I've dropped perl6-language off the addressee list - this is pretty much 
internals of DBI or DBD::WhatNot and not Perl language per se.

On 7/12/05, Sam Vilain <[EMAIL PROTECTED]> wrote:
> 
> Dean Arnold wrote:
> > RE: LOBs and "SQL Parse Trees": having recently implemented
> > LOB support for a JDBC driver (and soon for a DBD), I can assure
> > you that SQL parse trees are unneeded to support them. For databases
> 
> Great!
> 
> Perhaps you can shed some light on how to do it for this, then.
> 
> SQL command;
> 
> INSERT INTO FOO (?, ?, ?, ?);
> 
> Column 3 is a BYTEA column in Pg and needs special peppering to work.
> 
> or this;
> 
> SELECT
> *
> FROM
> FOO
> WHERE
> SOME_DATE_COLUMN > ?
> 
> SOME_DATE_COLUMN is the database native date type. On Oracle you'll
> need to convert the ? to a 'TO_DATE(?)'.



DBD::Informix deals with both of these correctly in a variety of ways. The 
DATE column is the easier - Informix Dynamic Server (IDS) is very good about 
converting strings to DATE values - and to most other types.
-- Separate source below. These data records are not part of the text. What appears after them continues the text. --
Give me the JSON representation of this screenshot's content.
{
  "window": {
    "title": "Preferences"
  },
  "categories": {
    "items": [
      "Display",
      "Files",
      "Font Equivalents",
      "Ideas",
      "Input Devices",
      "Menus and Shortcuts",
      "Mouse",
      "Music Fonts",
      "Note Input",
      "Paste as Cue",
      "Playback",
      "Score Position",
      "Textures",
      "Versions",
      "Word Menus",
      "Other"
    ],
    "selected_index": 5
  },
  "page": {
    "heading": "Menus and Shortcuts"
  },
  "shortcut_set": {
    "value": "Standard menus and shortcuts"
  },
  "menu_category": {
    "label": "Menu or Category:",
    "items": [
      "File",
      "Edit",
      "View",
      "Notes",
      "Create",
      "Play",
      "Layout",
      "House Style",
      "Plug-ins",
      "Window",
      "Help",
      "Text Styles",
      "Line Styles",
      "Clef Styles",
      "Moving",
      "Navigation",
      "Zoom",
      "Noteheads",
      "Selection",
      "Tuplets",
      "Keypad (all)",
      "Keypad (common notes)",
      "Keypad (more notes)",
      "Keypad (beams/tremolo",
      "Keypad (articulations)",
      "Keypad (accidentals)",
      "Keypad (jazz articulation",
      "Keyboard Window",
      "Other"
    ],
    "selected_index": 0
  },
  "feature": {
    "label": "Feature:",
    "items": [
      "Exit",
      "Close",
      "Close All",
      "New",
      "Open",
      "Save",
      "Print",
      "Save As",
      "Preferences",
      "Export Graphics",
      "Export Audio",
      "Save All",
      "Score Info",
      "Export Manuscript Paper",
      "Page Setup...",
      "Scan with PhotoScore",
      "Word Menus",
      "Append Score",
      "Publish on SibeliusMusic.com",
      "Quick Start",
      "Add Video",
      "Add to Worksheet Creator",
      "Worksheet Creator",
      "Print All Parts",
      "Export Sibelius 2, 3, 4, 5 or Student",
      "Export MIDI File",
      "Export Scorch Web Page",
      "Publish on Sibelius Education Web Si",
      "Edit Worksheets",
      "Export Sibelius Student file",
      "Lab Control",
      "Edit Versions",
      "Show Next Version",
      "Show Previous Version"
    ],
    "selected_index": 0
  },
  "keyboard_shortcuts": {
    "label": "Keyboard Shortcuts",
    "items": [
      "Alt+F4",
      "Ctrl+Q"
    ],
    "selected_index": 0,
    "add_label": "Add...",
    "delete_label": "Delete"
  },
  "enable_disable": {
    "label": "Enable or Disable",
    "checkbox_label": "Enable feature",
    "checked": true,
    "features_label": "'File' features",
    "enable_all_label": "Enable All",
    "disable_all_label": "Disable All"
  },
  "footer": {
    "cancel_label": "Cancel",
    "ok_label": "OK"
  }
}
Also, since 
Informix describes the types of the columns of the INSERT statement - and 
can describe the input parameters of the SELECT statement (using DESCRIBE 
INPUT) in the more recent versions of IDS - it can arrange the necessary 
conversion.

The BYTEA example - corresponding to BYTE in IDS - is trickier. The string 
you supply is converted into the relevant C structure - it happens to be a 
loc_t in Informix ESQL/C - and then passed to the database. For INSERT, this 
is easy because the types are described and the code in DBD::Informix can 
tell that it needs to treat that properly. In other places, you have to use 
the Informix type codes to convey the information to DBD::Informix. From 
'perldoc DBD::Informix':


$upd = 'UPDATE SomeTable SET TextCol = ? WHERE Pkey = ?';
$sth = $dbh->prepare($upd);
$sth->bind_param(1, $blob_val, { ix_type => IX_TEXT });
$sth->bind_param(2, $pkey);
$sth->execute;

Internally, DBD::Informix knows that it must do the Perl string to Informix 
loc_t mapping when this is specified.

Yes, it is a bit of work for the driver - but, for at least some drivers, it 
is doable.

-- 
Jonathan Leffler <[EMAIL PROTECTED]> #include <disclaimer.h>
Guardian of DBD::Informix - v2005.01 - http://dbi.perl.org
"I don't suffer from insanity - I enjoy every minute of it."